1m salary worthless without a stable naira, the Nigeria Labour Congress (NLC) has stated, warning that rising inflation and currency instability continue to erode the real value of workers’ earnings. The 1m salary worthless position highlights concerns that nominal wage increases alone cannot improve living standards without macroeconomic stability.
The Nigerian economy has faced sustained pressure from inflation and exchange rate volatility, affecting purchasing power across income levels. Wage adjustments have been a recurring demand from labour unions seeking to address rising living costs.
The NLC has consistently argued that salary increases must be supported by broader economic reforms, including currency stability and price control measures. Without these, nominal income growth may not translate into improved welfare for workers.
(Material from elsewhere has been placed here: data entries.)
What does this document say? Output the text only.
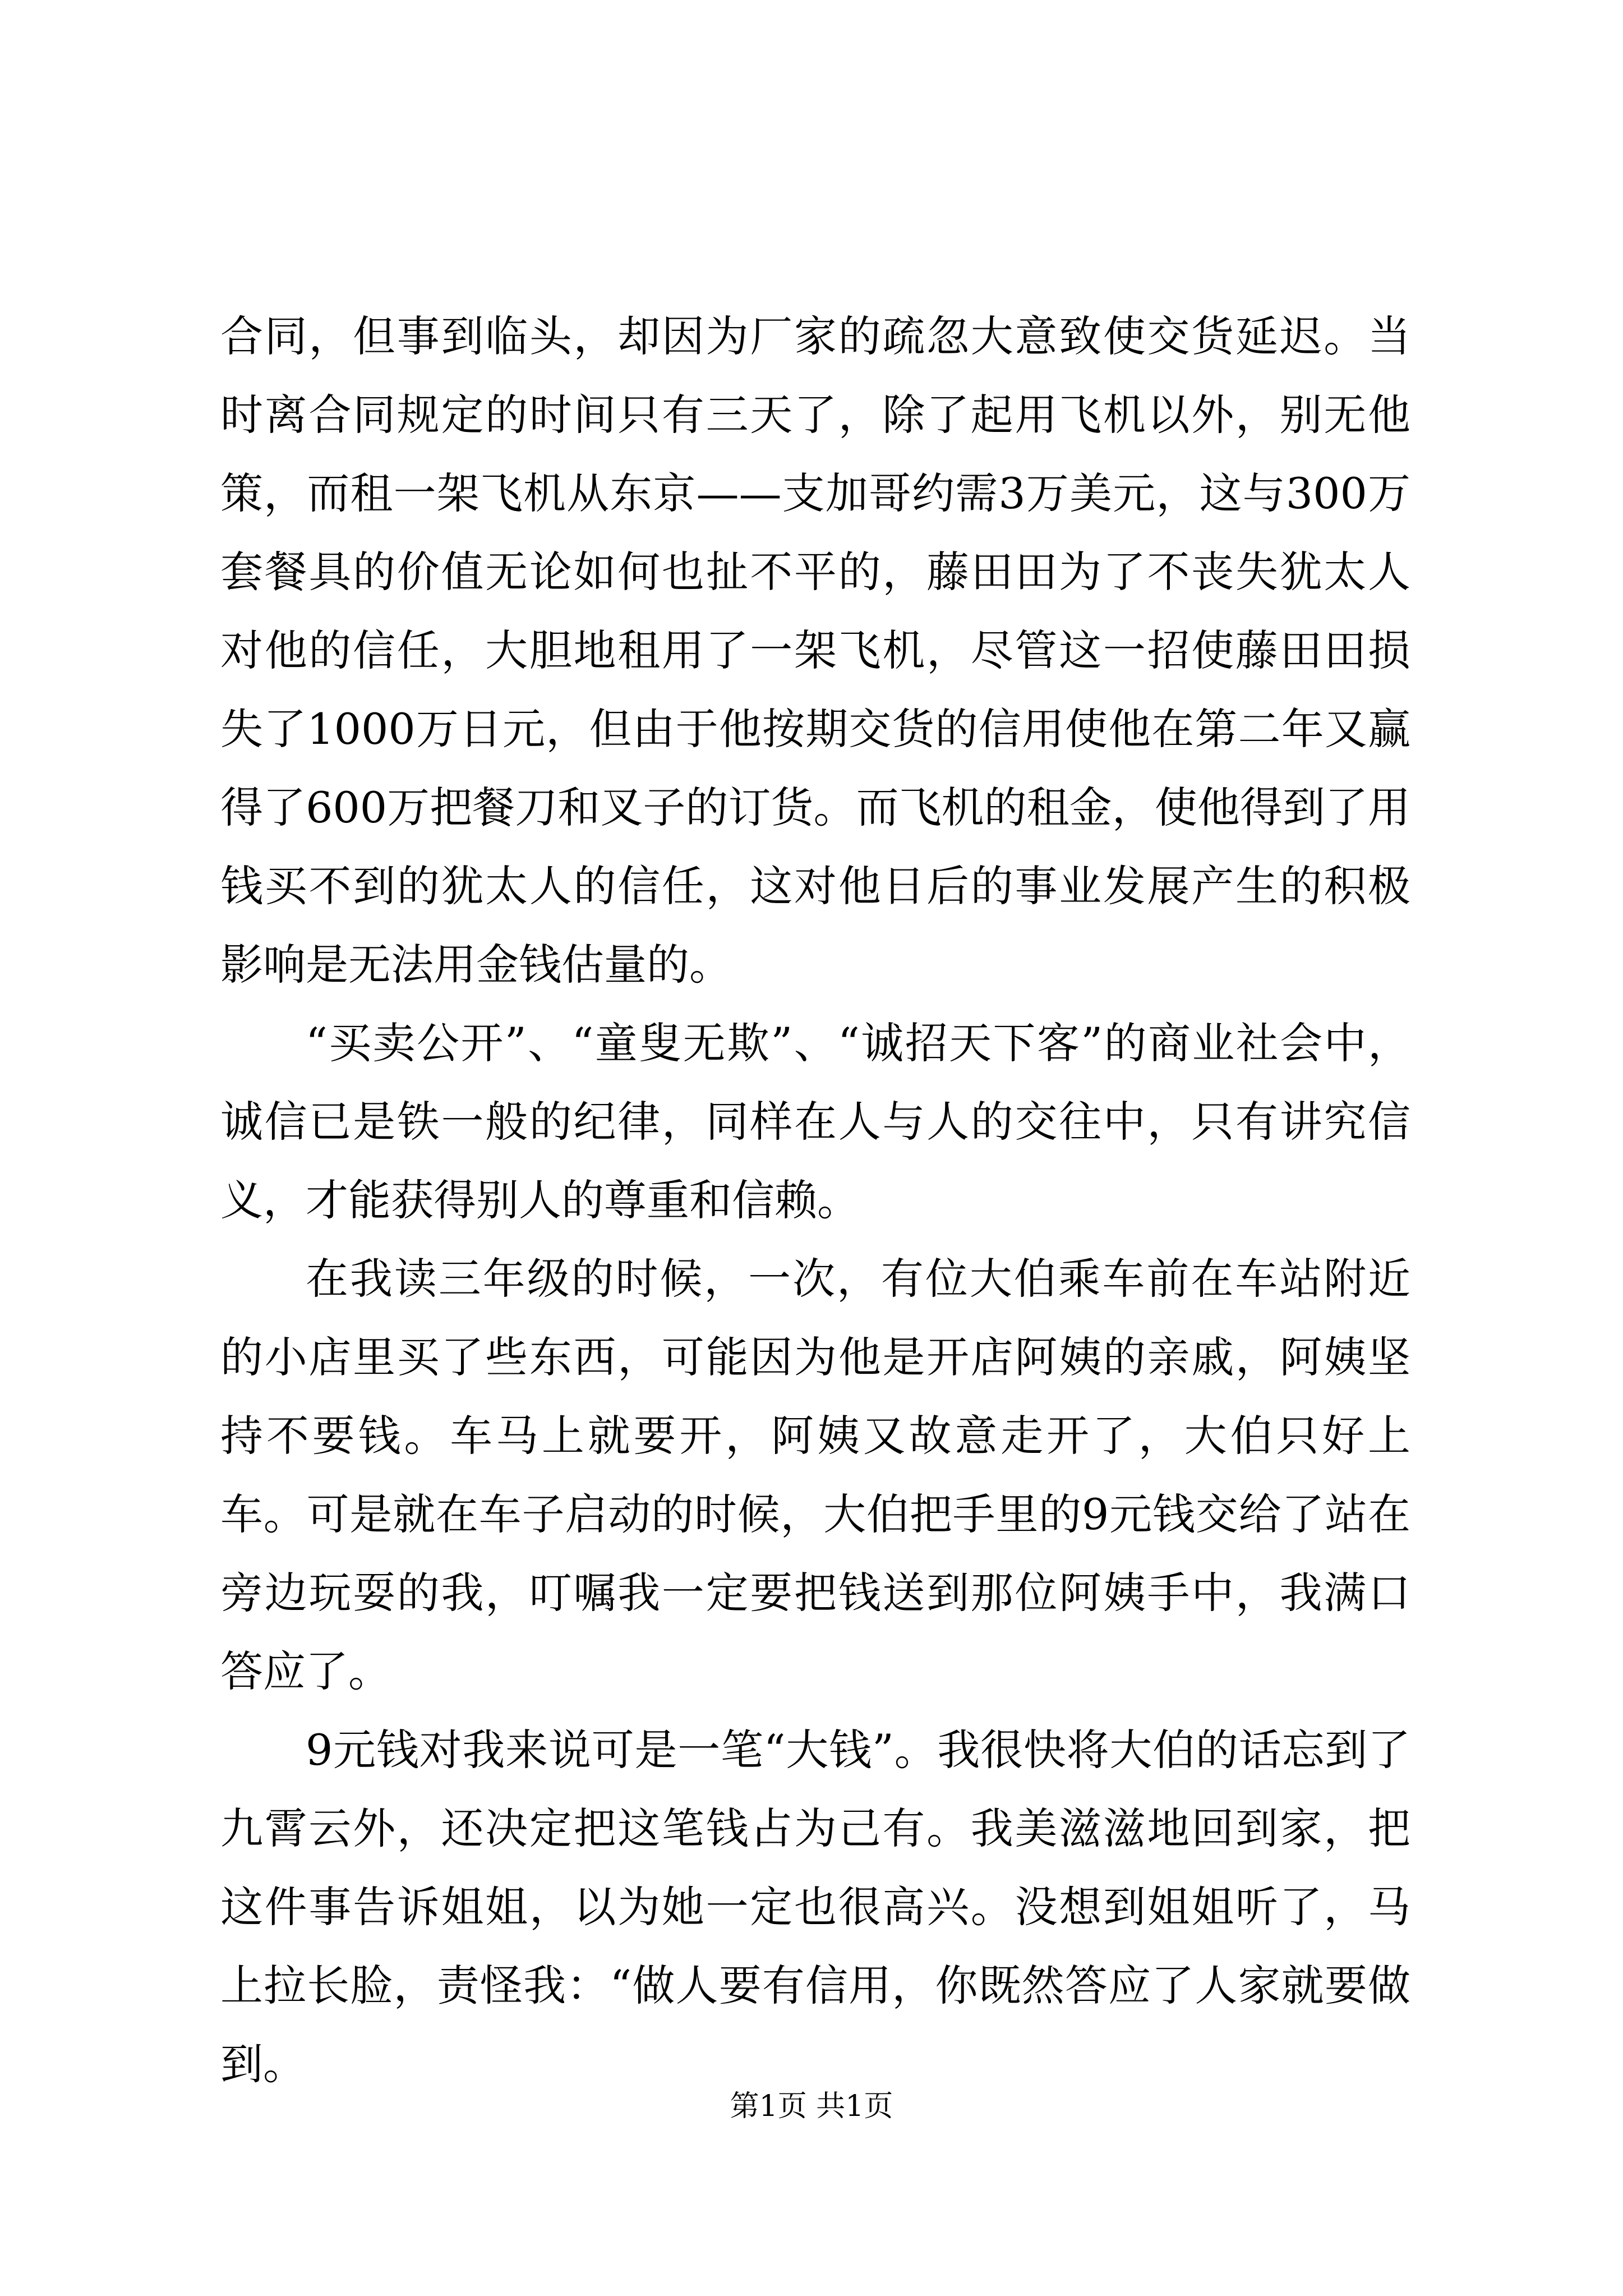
合同，但事到临头，却因为厂家的疏忽大意致使交货延迟。当时离合同规定的时间只有三天了，除了起用飞机以外，别无他策，而租一架飞机从东京——支加哥约需3万美元，这与300万套餐具的价值无论如何也扯不平的，藤田田为了不丧失犹太人对他的信任，大胆地租用了一架飞机，尽管这一招使藤田田损失了1000万日元，但由于他按期交货的信用使他在第二年又赢得了600万把餐刀和叉子的订货。而飞机的租金，使他得到了用钱买不到的犹太人的信任，这对他日后的事业发展产生的积极影响是无法用金钱估量的。

“买卖公开”、“童叟无欺”、“诚招天下客”的商业社会中，诚信已是铁一般的纪律，同样在人与人的交往中，只有讲究信义，才能获得别人的尊重和信赖。

在我读三年级的时候，一次，有位大伯乘车前在车站附近的小店里买了些东西，可能因为他是开店阿姨的亲戚，阿姨坚持不要钱。车马上就要开，阿姨又故意走开了，大伯只好上车。可是就在车子启动的时候，大伯把手里的9元钱交给了站在旁边玩耍的我，叮嘱我一定要把钱送到那位阿姨手中，我满口答应了。

9元钱对我来说可是一笔“大钱”。我很快将大伯的话忘到了九霄云外，还决定把这笔钱占为己有。我美滋滋地回到家，把这件事告诉姐姐，以为她一定也很高兴。没想到姐姐听了，马上拉长脸，责怪我：“做人要有信用，你既然答应了人家就要做到。

第1页 共1页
The Nigeria Labour Congress stated that a monthly income of ₦1 million would still be inadequate in the absence of a stable national currency, emphasising the impact of inflation on purchasing power.
According to the union, fluctuations in the value of the naira have significantly reduced the real value of earnings, making it difficult for workers to meet basic needs despite higher nominal salaries.
The NLC stressed that economic stability, particularly in the foreign exchange market, is critical to ensuring that wages retain their value over time. It noted that continuous depreciation of the naira leads to higher prices for goods and services, thereby weakening income effectiveness.
Labour leaders further indicated that addressing inflation and stabilising the currency should be prioritised alongside wage negotiations, as both factors are interconnected in determining workers’ real income levels.
The 1m salary worthless position underscores the broader challenge of balancing wage policy with macroeconomic stability. It highlights that salary increases alone may not address living cost pressures if inflation and currency depreciation persist.
For policymakers, the development reinforces the need for coordinated economic strategies that address exchange rate management, inflation control, and income growth simultaneously. For workers, the situation reflects ongoing concerns about declining purchasing power and the need for sustainable economic reforms.